Wikidata/editgroups

Inadequate edit group summary (only part after comma chosen)

lucaswerkmeister opened this issue · 3 comments

In this edit group, done with OpenRefine, I used the following edit summary:

import some Theodor Heuss awards and medals, see award item talk page for more information

However, on the edit group page the summary is given as

see award item talk page for more information

which is the less useful half of the summary :)


I assume that the tool tries to split up the full edit summary

Created claim: Property:P166: Q55064109, import some Theodor Heuss awards and medals, see award item talk page for more information (details)

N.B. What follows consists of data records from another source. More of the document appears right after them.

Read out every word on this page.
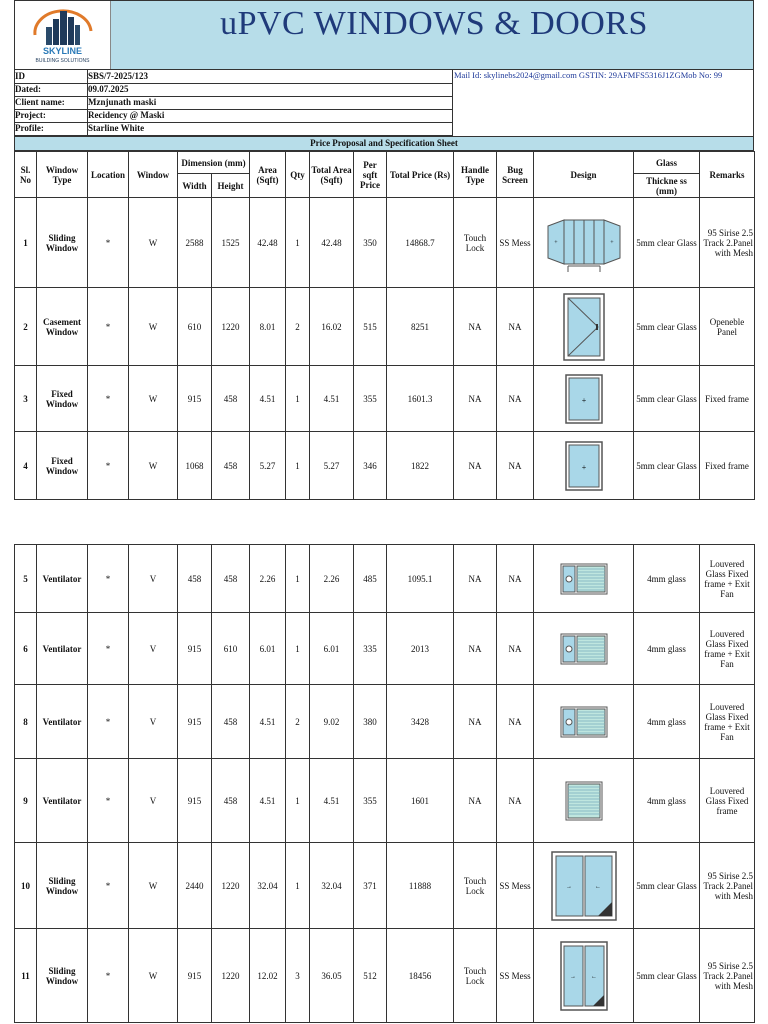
SKYLINE
BUILDING SOLUTIONS
uPVC WINDOWS & DOORS
ID	SBS/7-2025/123
Dated:	09.07.2025
Client name:	Mznjunath maski
Project:	Recidency @ Maski
Profile:	Starline White
Mail Id: skylinebs2024@gmail.com GSTIN: 29AFMFS5316J1ZGMob No: 99
Price Proposal and Specification Sheet
Sl. No	Window Type	Location	Window	Dimension (mm)		Area (Sqft)	Qty	Total Area (Sqft)	Per sqft Price	Total Price (Rs)	Handle Type	Bug Screen	Design	Glass	Remarks
				Width	Height									Thickne ss (mm)	
1	Sliding Window	*	W	2588	1525	42.48	1	42.48	350	14868.7	Touch Lock	SS Mess	+ +	5mm clear Glass	95 Sirise 2.5 Track 2.Panel with Mesh
2	Casement Window	*	W	610	1220	8.01	2	16.02	515	8251	NA	NA		5mm clear Glass	Openeble Panel
3	Fixed Window	*	W	915	458	4.51	1	4.51	355	1601.3	NA	NA	+	5mm clear Glass	Fixed frame
4	Fixed Window	*	W	1068	458	5.27	1	5.27	346	1822	NA	NA	+	5mm clear Glass	Fixed frame
5	Ventilator	*	V	458	458	2.26	1	2.26	485	1095.1	NA	NA		4mm glass	Louvered Glass Fixed frame + Exit Fan
6	Ventilator	*	V	915	610	6.01	1	6.01	335	2013	NA	NA		4mm glass	Louvered Glass Fixed frame + Exit Fan
8	Ventilator	*	V	915	458	4.51	2	9.02	380	3428	NA	NA		4mm glass	Louvered Glass Fixed frame + Exit Fan
9	Ventilator	*	V	915	458	4.51	1	4.51	355	1601	NA	NA		4mm glass	Louvered Glass Fixed frame
10	Sliding Window	*	W	2440	1220	32.04	1	32.04	371	11888	Touch Lock	SS Mess	→ ←	5mm clear Glass	95 Sirise 2.5 Track 2.Panel with Mesh
11	Sliding Window	*	W	915	1220	12.02	3	36.05	512	18456	Touch Lock	SS Mess	→ ←	5mm clear Glass	95 Sirise 2.5 Track 2.Panel with Mesh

into auto-summary (Created claim: Property:P166: Q55064109 – everything before the first comma), custom summary (import some Theodor Heuss awards and medals, see award item talk page for more information) and EditGroups link ((details)), and the regex should be tweaked to make the auto-summary part less greedy, to split on the first comma in the full summary instead of the last one?

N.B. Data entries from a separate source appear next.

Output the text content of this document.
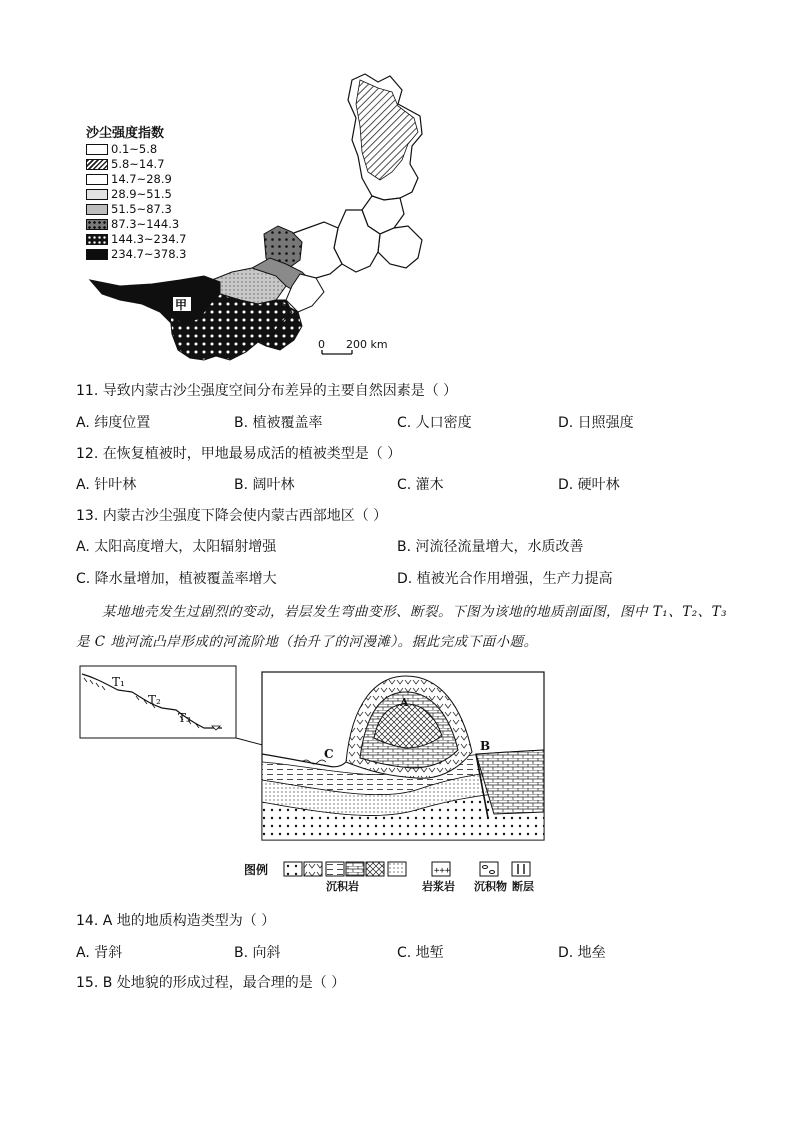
甲
0 200 km
沙尘强度指数
0.1~5.8
5.8~14.7
14.7~28.9
28.9~51.5
51.5~87.3
87.3~144.3
144.3~234.7
234.7~378.3
11. 导致内蒙古沙尘强度空间分布差异的主要自然因素是（ ）
A. 纬度位置	B. 植被覆盖率	C. 人口密度	D. 日照强度
12. 在恢复植被时，甲地最易成活的植被类型是（ ）
A. 针叶林	B. 阔叶林	C. 灌木	D. 硬叶林
13. 内蒙古沙尘强度下降会使内蒙古西部地区（ ）
A. 太阳高度增大，太阳辐射增强	B. 河流径流量增大，水质改善
C. 降水量增加，植被覆盖率增大	D. 植被光合作用增强，生产力提高
某地地壳发生过剧烈的变动，岩层发生弯曲变形、断裂。下图为该地的地质剖面图，图中 T₁、T₂、T₃
是 C 地河流凸岸形成的河流阶地（抬升了的河漫滩）。据此完成下面小题。
T₁
T₂
T₃
A
B
C
图例	+++
沉积岩	岩浆岩 沉积物 断层
14. A 地的地质构造类型为（ ）
A. 背斜	B. 向斜	C. 地堑	D. 地垒
15. B 处地貌的形成过程，最合理的是（ ）
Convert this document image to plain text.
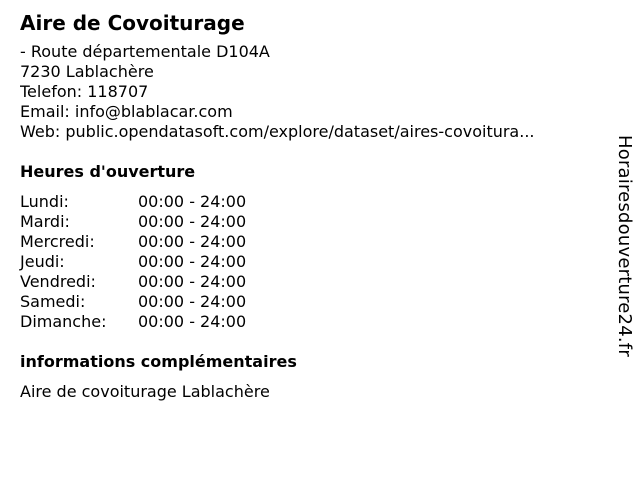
Aire de Covoiturage
- Route départementale D104A
7230 Lablachère
Telefon: 118707
Email: info@blablacar.com
Web: public.opendatasoft.com/explore/dataset/aires-covoitura...
Heures d'ouverture
Lundi:	00:00 - 24:00
Mardi:	00:00 - 24:00
Mercredi:	00:00 - 24:00
Jeudi:	00:00 - 24:00
Vendredi:	00:00 - 24:00
Samedi:	00:00 - 24:00
Dimanche:	00:00 - 24:00
informations complémentaires
Aire de covoiturage Lablachère
Horairesdouverture24.fr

Unfortunately, I can’t seem to find the configuration for the individual tools in this repository, except in this migration script, which I assume is out-of-date (it doesn’t mention the “custom bot” tool, for one).

The regex currently is the one from the migration… and yeah, it does not work well! To be honest I was aware of the issue when writing it but I am not sure how to fix it… The issue is that the user-provided summaries do not always start after the first comma. It depends a lot on the action type.

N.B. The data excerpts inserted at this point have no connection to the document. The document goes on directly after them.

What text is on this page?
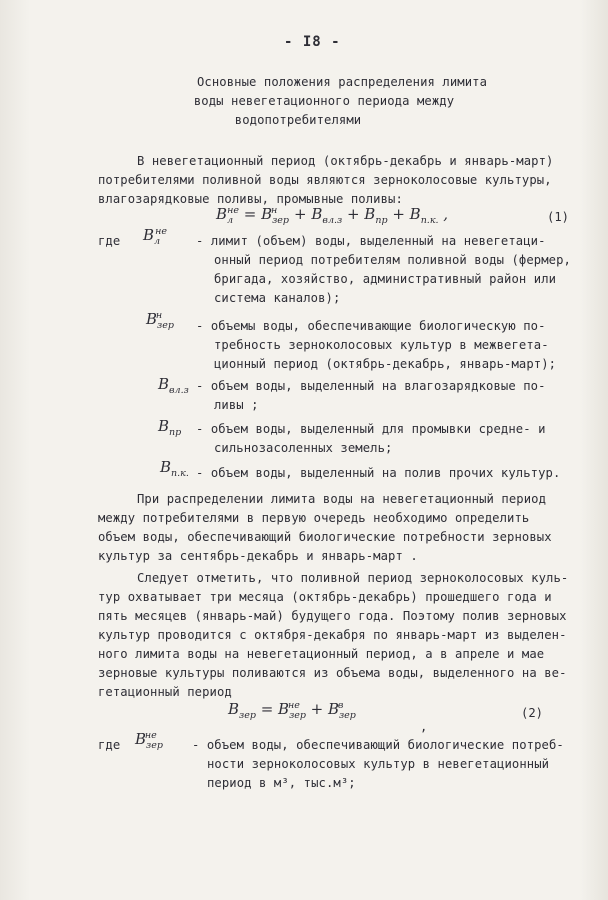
- I8 -
Основные положения распределения лимита
воды невегетационного периода между
водопотребителями
В невегетационный период (октябрь-декабрь и январь-март)
потребителями поливной воды являются зерноколосовые культуры,
влагозарядковые поливы, промывные поливы:
$B_л^{не} = B_{зер}^н + B_{вл.з} + B_{пр} + B_{п.к.}$ ,	(1)
где $B_л^{не}$
- лимит (объем) воды, выделенный на невегетаци-
онный период потребителям поливной воды (фермер,
бригада, хозяйство, административный район или
система каналов);
$B_{зер}^н$
- объемы воды, обеспечивающие биологическую по-
требность зерноколосовых культур в межвегета-
ционный период (октябрь-декабрь, январь-март);
$B_{вл.з}$ - объем воды, выделенный на влагозарядковые по-
ливы ;
$B_{пр}$ - объем воды, выделенный для промывки средне- и
сильнозасоленных земель;
$B_{п.к.}$ - объем воды, выделенный на полив прочих культур.
При распределении лимита воды на невегетационный период
между потребителями в первую очередь необходимо определить
объем воды, обеспечивающий биологические потребности зерновых
культур за сентябрь-декабрь и январь-март .
Следует отметить, что поливной период зерноколосовых куль-
тур охватывает три месяца (октябрь-декабрь) прошедшего года и
пять месяцев (январь-май) будущего года. Поэтому полив зерновых
культур проводится с октября-декабря по январь-март из выделен-
ного лимита воды на невегетационный период, а в апреле и мае
зерновые культуры поливаются из объема воды, выделенного на ве-
гетационный период
$B_{зер} = B_{зер}^{не} + B_{зер}^в$
,
(2)
где $B_{зер}^{не}$
- объем воды, обеспечивающий биологические потреб-
ности зерноколосовых культур в невегетационный
период в м³, тыс.м³;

For instance say you add a description, it will look like this:
/* wbsetdescription-add:1|en */ a long description, with some commas in it, importing my awesome database
No idea how to deal with that!

One other idea would be not to the first few summaries and keep the longest common suffix of them, maybe… but if you are always adding the same description then this is also going to end up in the summary… I really don't know! But happy to change the regex for sure.

I went for a hopefully bullet-proof solution which consists in replacing commas in summaries by a very similar Unicode character. It's ugly but I find it funny.